Originally Posted by ace996
So you plugged a leak in your intake system and made your ram-effect more efficient...that's what I would like to do. Increasing the amount of air that is forced into the box is not going to make as much of a difference if there is a hole in it. It's like filling that tub with two drains(air manifold and the hood vent)...block one and the water will fill up faster, just like it did when you blocked the brake-duct exit.

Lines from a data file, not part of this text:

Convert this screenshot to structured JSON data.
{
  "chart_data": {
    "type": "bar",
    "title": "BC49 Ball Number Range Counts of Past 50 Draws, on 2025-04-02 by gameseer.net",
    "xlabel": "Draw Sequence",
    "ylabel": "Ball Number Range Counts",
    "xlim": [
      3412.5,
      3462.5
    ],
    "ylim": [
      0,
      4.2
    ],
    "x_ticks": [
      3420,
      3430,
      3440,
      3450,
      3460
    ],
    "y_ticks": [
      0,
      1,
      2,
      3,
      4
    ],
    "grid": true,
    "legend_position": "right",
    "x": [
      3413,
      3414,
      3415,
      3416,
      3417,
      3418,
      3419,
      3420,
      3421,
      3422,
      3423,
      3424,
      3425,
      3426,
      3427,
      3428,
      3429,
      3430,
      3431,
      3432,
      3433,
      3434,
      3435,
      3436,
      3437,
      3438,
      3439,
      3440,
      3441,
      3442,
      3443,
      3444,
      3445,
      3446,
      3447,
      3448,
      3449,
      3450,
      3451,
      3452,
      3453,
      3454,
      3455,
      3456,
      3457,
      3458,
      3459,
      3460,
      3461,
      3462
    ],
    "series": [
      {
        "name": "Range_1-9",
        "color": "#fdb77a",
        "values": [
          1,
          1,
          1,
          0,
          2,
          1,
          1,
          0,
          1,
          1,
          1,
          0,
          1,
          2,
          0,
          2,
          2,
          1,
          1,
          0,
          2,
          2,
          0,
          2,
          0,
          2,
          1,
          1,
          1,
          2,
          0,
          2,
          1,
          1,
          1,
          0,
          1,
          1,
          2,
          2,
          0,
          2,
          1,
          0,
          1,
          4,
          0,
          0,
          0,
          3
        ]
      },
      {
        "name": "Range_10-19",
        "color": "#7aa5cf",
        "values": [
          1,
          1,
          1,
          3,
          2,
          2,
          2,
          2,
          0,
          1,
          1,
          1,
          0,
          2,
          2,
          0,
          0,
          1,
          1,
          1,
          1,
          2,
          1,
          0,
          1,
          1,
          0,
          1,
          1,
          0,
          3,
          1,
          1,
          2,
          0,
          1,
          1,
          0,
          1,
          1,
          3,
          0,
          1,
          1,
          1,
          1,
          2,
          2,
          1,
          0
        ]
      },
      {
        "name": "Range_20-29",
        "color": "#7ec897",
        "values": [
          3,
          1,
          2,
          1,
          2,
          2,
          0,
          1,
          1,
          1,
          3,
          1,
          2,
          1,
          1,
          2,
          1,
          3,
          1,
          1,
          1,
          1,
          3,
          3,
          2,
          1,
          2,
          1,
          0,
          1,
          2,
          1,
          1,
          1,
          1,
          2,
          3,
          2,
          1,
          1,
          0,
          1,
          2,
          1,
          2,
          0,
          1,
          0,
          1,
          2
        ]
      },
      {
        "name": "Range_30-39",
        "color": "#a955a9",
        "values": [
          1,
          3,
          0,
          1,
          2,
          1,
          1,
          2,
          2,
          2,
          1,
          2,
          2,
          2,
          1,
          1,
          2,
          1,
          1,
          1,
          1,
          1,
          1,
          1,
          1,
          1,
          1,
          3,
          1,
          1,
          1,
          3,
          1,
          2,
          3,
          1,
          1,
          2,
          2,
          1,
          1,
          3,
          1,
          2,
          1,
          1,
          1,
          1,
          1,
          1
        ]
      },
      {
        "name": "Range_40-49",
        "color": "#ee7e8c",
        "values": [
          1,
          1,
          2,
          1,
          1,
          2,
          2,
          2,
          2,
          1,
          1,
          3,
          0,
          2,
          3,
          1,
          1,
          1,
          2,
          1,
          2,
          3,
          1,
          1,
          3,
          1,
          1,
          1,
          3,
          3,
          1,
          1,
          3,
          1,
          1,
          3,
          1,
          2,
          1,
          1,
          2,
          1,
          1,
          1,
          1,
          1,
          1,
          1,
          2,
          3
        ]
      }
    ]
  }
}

No, you're wrong. The MC's OEM air intake doesn't have the leak you are suggesting. The OEM brake duct on my MC is NOT actually a scoop for the air intake system, it merely acts as a source of cold air into which the snorkel from the air-filter box is attached. However, I have converted it into a scoop for the air-intake system by almost completely blocking it off, this has increased the pressure inside the "scoop" over what it was when it was a "brake duct". The second air intake is behind the headlamp and this is VERY leaky and is not sealed at all. If you block the mouth of this second air intake, then the MC loses power BIG TIME at WOT.
The photo below shows what I have done.
It appears to me that you have the idea that some of the air entering your intake system through the air scoop, Part 3, when the engine is working at WOT will exit out through the air intake/vent Part 1. This just won't happen. Even if the engine is operating at a VE of, say, 110%, the pressure inside the air intake system just in front of the throttle isn't going to be at a static pressure of much above ambient air pressure, but for your engine to be operating at a VE of more than 100%, then that will only occur due to ram effect as a consequence of your car moving at sufficient forwards velocity to produce a sufficiently high positive dynamic pressure at the openings of Parts 1,2 and 3. Your engine, being an air pump, will always be at the lowest pressure point relative to the pressures at the openings of Parts 1,2 and 3 when the engine is working at WOT. Yes, the air pressure above Part 1 will be lower than Parts 2 and 3, but at WOT it will always be above the pressure immediately in front of the throttles. Remember your engine is a normally aspirating
(= sucking) air pump and this creates relative negative pressure to draw air inside it.
Think about this: if your bath taps had hose pipes connected to them so that the water leaving the hose pipes was below the level of the overflow drain in the bath, do you think that the water would stop flowing out of the pipes as soon as the water level covered the ends of the hose pipes and that this would stop the bath from filling further? If not, why does this arrangement not stop the taps from running, even if the hot tap was only flowing at half the rate as the cold tap?